Manifestaciones, una carga policial y la creación de una entidad no lograron impedir la separación

Foto archivo: ano 1999
| Nueve años desde el conflicto del sector
Hace unos cincuenta años, la actividad percebeira tomó fuerza como recurso económico entre los pescadores del Ortegal, siendo los cedeireses los que se dedicaron con mayor intensidad a la captura del crustáceo. Con el tiempo, se incrementó el volumen diario de capturas, se multiplicó la presencia de compradores en las lonjas que, pujando por los lotes de marisco, convirtieron al percebe en el preciado producto que es hoy en día.
Hasta finales de 1998, los profesionales de la denominada zona octava, que se extendía desde Cedeira a O Barqueiro, podían faenar libremente en cualquier punto del Ortegal, sin importar a qué demarcación perteneciesen los bancos de marisco.
El mayor conflicto que ha tenido hasta la fecha el sector se gestó con la presentación, y posterior aprobación, de un plan de explotación individual para la cofradía de Cariño. Dentro de la demarcación cariñesa se quedaron las zonas más privilegiadas, que son los acantilados del cabo Ortegal y Os Aguillóns, donde la altura de las rocas protege del oleaje.

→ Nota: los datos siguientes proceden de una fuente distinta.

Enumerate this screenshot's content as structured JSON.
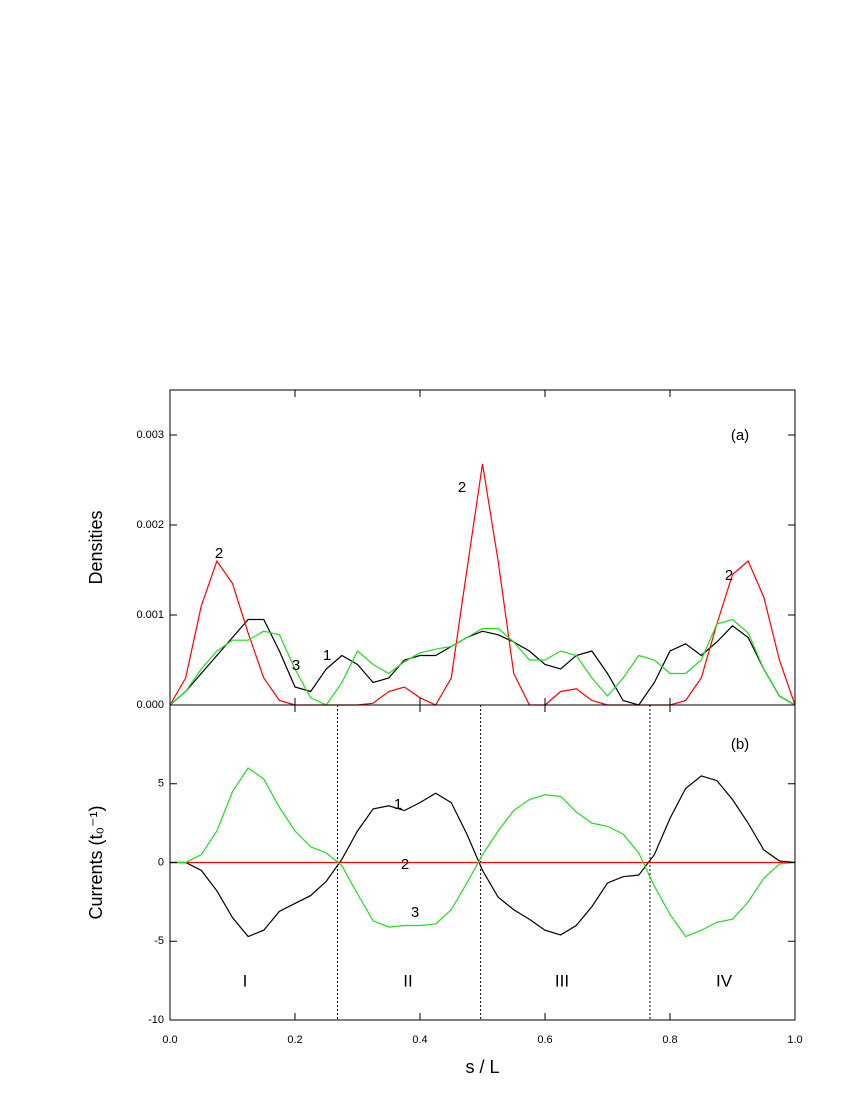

Los restantes pósitos afectados, Cedeira, Espasante y O Barqueiro, se movilizaron, siendo el pósito cedeirés el que más se implicó en la lucha.
Protestaron mediante parones laborales, manifestaciones, acciones judiciales y la creación de la Asociación de Afectados en Cedeira por o Reparto da Costa. Pero el capítulo que marcó un punto de inflexión fue la carga policial que puso fin a una presunta captura ilegal de percebes en Cariño.
La falta de acuerdo entre los pósitos del Ortegal llevó a la Consellería de Pesca a dividir la zona octava en cuatro demarcaciones.